Black Law Students Association honors Florida Supreme Court Justice James E.C. Perry
Story by Valeria Obi
On Feb. 25, the Black Law Students Association at Stetson held a gala in honor of Black History Month that featured Florida Supreme Court Justice James E.C. Perry as the keynote speaker.
Justice Perry, who served in the U.S. Army before obtaining his law degree from Columbia Law School in 1972, spoke about the progression of African Americans in the legal profession.
“My goal in going to law school was to kick doors down,” Justice Perry told the Stetson Law students gathered to hear him speak. “There were moments when I didn’t want to move forward, but I would stop to think about others besides myself.
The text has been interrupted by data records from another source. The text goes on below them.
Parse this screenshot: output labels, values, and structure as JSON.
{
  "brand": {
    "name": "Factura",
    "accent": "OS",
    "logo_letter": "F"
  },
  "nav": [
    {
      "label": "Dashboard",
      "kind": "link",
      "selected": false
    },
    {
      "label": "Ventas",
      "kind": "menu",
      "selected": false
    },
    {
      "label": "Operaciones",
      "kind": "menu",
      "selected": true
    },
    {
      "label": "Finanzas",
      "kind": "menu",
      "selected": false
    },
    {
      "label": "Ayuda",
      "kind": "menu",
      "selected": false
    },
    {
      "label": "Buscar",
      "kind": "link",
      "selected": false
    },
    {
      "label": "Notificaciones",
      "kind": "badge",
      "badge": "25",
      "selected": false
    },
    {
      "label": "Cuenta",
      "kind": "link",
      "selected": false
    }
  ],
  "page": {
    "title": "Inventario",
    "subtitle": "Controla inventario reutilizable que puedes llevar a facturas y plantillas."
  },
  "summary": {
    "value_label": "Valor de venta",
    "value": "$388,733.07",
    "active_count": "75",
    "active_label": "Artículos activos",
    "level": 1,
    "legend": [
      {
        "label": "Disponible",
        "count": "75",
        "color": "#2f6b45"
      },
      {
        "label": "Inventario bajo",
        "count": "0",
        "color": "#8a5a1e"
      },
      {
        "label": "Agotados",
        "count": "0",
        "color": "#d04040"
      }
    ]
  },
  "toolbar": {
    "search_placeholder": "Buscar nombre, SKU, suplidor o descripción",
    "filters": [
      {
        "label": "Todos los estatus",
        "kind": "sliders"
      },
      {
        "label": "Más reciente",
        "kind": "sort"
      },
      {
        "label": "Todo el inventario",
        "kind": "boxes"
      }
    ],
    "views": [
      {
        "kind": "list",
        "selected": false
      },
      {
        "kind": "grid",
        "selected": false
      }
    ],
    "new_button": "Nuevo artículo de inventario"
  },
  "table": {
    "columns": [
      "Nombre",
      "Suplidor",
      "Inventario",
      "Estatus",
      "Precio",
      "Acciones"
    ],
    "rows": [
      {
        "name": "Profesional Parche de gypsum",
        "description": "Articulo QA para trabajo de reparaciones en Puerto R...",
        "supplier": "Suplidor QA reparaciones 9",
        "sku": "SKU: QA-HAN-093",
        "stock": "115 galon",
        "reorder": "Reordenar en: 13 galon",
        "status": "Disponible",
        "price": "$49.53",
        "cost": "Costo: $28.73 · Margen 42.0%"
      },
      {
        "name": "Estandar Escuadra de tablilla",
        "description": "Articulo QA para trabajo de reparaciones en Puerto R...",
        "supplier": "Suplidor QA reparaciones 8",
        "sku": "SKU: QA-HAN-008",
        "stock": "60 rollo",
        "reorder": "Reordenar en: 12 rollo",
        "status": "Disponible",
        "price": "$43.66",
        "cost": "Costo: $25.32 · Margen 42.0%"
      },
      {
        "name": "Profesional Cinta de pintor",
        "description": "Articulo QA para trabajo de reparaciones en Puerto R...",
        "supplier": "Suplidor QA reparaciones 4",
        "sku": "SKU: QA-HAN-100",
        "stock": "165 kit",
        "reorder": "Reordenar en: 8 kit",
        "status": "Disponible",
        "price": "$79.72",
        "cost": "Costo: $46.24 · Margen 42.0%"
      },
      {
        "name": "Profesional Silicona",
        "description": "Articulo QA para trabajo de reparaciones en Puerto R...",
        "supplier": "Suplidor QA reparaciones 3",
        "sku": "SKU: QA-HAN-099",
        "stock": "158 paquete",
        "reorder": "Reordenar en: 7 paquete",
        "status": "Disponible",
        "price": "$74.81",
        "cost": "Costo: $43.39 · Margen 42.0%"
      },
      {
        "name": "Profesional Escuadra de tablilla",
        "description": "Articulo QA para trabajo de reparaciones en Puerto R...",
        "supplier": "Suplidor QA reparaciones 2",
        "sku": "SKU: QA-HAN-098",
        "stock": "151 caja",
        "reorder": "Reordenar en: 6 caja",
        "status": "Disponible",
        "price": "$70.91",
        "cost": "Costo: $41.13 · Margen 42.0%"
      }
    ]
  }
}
I thought, it’s not about me, it’s about future generations.”
After running a successful legal practice, Justice Perry became the first African American to be appointed to the 18th Judicial Circuit in 2000. He was appointed to the Florida Supreme Court in March 2009.
“Having a Florida Supreme Court justice come speak to a student organization was a very humbling experience,” said Howard Williams, student president of BLSA. “To hear Justice Perry’s story and the sacrifices he made for others was extremely inspiring.”
Professors Dorothea Beane and Darryl Wilson, both BLSA faculty advisors, were honored at gala for their contributions to BLSA as well as for being the first African American professors at Stetson Law.
“Professors Beane and Wilson are the reason for the growth and success of BLSA as an organization,” said Williams. “We can always count on them for guidance and support.”
BLSA co-sponsored the event with the George Edgecomb Bar Association, Fred G. Minnis, Sr., Bar Association and the law firm of Phelps Dunbar.
The gala also featured a historic visual exhibit entitled “Legacy of Courage, Vision & Hope,” celebrating the accomplishments of pioneering African American lawyers in the region. The exhibit was created by the Diversity Committee of the St. Petersburg Bar Association and has been on display in the Great Hall at Stetson for the entire month of February for students, staff and faculty to view.
“I felt as though the exhibit was a very important aspect of the gala,” said second-year student Elizabeth Ufot. “I think it’s important to not only recognize but also to celebrate the contributions of African Americans in Pinellas County since we attend school here.”
BLSA plans to make the gala an annual event during Black History Month with the hopes of continuing to honor the pioneers that paved the way.